Памятник купил Юлиус Кампе, издатель Гейне, и подарил его Гамбургу. После долгих проволочек городских властей, отказавшихся увековечивать великого земляка, памятник Гейне был установлен в одном из рабочих районов — лучшего места для антисемитски настроенного окружения было не подыскать. Гейне, и в металлической отливке, многократно оскорбляли, оскверняли непристойными надписями. Подумал не без горести: откликался ли на бесчинства своих товарищей вождь немецкого пролетариата Эрнст Тельман? И однажды ночью тайком статую переволокли и установили в парке старинного района Альтона. Но и там к ней добирались «любители» поэзии Генриха Гейне.
В 1926 году скульптор Хуго Ледерер создал новый памятник — несколько лет он возвышался поблизости от местожительства семейства Гейне, но в 1933 году с приходом нацистов был осквернен и разрушен. Именно вокруг него всю ночь полыхали огромные костры — в них немецкая молодежь, пританцовывая, остервенело швыряла книги великого Поэта. Словно его самого сжигали заживо. В Дюссельдорфе мне пытался пояснить немец-старик: «Ведь Гейне был юде...». Великий их (?) Поэт был и великим Юде. Лишь в 1982 году, не поспев к 125-летию со дня смерти, в Гамбурге, на Ратушной площади установили новый памятник, по замыслу скульптора Вальдемара Отто — точное воспроизведение того, созданного Хуго Ледерером. Днями получил письмо от родной сестренки: в современном Гамбурге, во дворе издательства, исследующего творчество великого земляка, она обнаружила памятник Гейне, по версии, тот, от австрийской императрицы Елизаветы. Как и великий Поэт, его копии скульптурные, в камне или в металле, обречены на ожесточенную ненависть!

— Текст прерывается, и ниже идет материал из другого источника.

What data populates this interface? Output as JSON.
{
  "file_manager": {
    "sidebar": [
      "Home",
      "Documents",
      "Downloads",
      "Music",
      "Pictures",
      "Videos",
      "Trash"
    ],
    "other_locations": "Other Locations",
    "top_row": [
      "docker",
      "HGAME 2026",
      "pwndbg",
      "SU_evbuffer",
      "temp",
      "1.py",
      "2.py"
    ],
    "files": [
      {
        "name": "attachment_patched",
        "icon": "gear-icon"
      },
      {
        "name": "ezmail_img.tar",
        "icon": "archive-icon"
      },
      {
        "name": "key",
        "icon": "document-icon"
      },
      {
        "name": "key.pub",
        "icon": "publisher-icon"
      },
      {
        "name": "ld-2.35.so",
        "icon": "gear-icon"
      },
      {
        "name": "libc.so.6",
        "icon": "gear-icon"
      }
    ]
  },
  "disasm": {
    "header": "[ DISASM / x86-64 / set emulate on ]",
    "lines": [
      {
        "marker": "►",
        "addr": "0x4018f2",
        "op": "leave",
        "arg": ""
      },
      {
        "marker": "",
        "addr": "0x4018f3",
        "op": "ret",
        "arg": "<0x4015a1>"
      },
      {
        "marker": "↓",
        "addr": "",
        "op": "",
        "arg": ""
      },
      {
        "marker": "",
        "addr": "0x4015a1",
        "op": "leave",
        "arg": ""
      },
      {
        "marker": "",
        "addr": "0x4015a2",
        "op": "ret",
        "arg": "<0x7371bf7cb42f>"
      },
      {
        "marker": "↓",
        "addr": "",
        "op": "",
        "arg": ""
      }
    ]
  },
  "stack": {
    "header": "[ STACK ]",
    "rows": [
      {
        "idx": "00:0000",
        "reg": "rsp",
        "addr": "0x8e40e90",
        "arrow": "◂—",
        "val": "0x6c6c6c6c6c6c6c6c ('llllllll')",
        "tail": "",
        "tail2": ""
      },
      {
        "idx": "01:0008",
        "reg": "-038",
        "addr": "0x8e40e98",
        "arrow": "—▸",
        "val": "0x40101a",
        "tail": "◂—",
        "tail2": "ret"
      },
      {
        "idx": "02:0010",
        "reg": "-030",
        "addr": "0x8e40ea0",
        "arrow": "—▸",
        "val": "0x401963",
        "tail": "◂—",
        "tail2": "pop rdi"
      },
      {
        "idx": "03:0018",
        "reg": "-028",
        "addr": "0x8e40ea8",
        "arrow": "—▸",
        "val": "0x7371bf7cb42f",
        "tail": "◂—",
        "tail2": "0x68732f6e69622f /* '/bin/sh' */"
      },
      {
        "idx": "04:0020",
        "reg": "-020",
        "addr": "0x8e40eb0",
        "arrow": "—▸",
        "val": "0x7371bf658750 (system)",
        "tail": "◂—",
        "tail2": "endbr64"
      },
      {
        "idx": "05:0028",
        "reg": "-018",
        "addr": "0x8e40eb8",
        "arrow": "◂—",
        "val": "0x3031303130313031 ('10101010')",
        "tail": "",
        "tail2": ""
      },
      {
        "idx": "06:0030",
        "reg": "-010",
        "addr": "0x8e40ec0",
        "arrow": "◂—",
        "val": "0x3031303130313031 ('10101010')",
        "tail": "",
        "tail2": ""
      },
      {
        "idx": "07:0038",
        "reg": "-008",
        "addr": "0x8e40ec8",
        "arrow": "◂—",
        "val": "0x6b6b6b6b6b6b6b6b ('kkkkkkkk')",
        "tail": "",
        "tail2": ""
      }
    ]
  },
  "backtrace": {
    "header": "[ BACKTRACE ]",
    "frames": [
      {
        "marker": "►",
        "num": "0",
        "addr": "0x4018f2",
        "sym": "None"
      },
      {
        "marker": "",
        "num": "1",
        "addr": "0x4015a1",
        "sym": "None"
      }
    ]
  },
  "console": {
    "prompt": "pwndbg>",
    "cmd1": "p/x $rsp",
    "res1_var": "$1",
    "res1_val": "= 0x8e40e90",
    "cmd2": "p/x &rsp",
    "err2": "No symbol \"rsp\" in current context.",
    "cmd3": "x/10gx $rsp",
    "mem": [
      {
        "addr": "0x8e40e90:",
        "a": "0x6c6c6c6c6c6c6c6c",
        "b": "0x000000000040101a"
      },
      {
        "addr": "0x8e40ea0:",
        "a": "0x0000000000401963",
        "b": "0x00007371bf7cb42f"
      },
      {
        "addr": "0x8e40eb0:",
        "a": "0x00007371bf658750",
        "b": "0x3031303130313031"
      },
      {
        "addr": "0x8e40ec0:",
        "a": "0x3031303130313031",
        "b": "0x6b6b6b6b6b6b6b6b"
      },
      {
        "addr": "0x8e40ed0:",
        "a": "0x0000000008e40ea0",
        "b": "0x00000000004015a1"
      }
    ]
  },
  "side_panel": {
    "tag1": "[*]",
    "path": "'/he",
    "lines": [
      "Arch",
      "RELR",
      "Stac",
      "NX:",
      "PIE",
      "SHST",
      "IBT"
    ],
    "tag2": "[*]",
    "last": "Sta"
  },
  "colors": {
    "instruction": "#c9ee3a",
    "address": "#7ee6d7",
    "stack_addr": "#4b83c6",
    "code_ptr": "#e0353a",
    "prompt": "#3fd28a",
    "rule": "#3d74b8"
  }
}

А на Ратушной площади над головами туристов и прохожих разглядел я высокую, слегка сутулую фигуру Поэта: в длиннополом темном пальто гамбургского покроя, в охватывающих голени сапогах, левой рукой он задумчиво и печально подпирал поникшую голову, из своего далека всматривался в нас, его почитателей.
Последние несколько месяцев пишу о Гейне, думаю о Гейне, перечитывая Гейне, утверждаюсь в главном: великий Поэт был и великим Евреем, если по молодости и утратил свои корни, то к излету жизни вернулся к своему народу.
На исходе пятницы, когда зажигаются субботние свечи, я поспешно прерываю свое клавишное постукивание. И так — до исхода Субботы. Генрих Гейне и сам любил седьмой день недели, когда к евреям не во сне, а наяву нисходит отдых плоти, высокое одухотворение — шаббат. И несколько субботних глотков плода виноградной лозы Гейне явно по сердцу — на свой восьмой день жизни он его отведал впервые, как и мы все. «Разве ты не читал стихотворение «Принцесса Шаббат» из моих «Еврейских мелодий»? — словно «Но потом, как вдохновленный,/ возглашает громогласно:/ лехо доди микрас калле!/ о гряди, жених желанный,/ ждет тебя твоя невеста -/та, которая откроет/ для тебя счастливый лик!» Вдохновенно говорим мы в молитве: «Выйди, друг мой, навстречу невесте, мы вместе с тобой встретим Субботу!»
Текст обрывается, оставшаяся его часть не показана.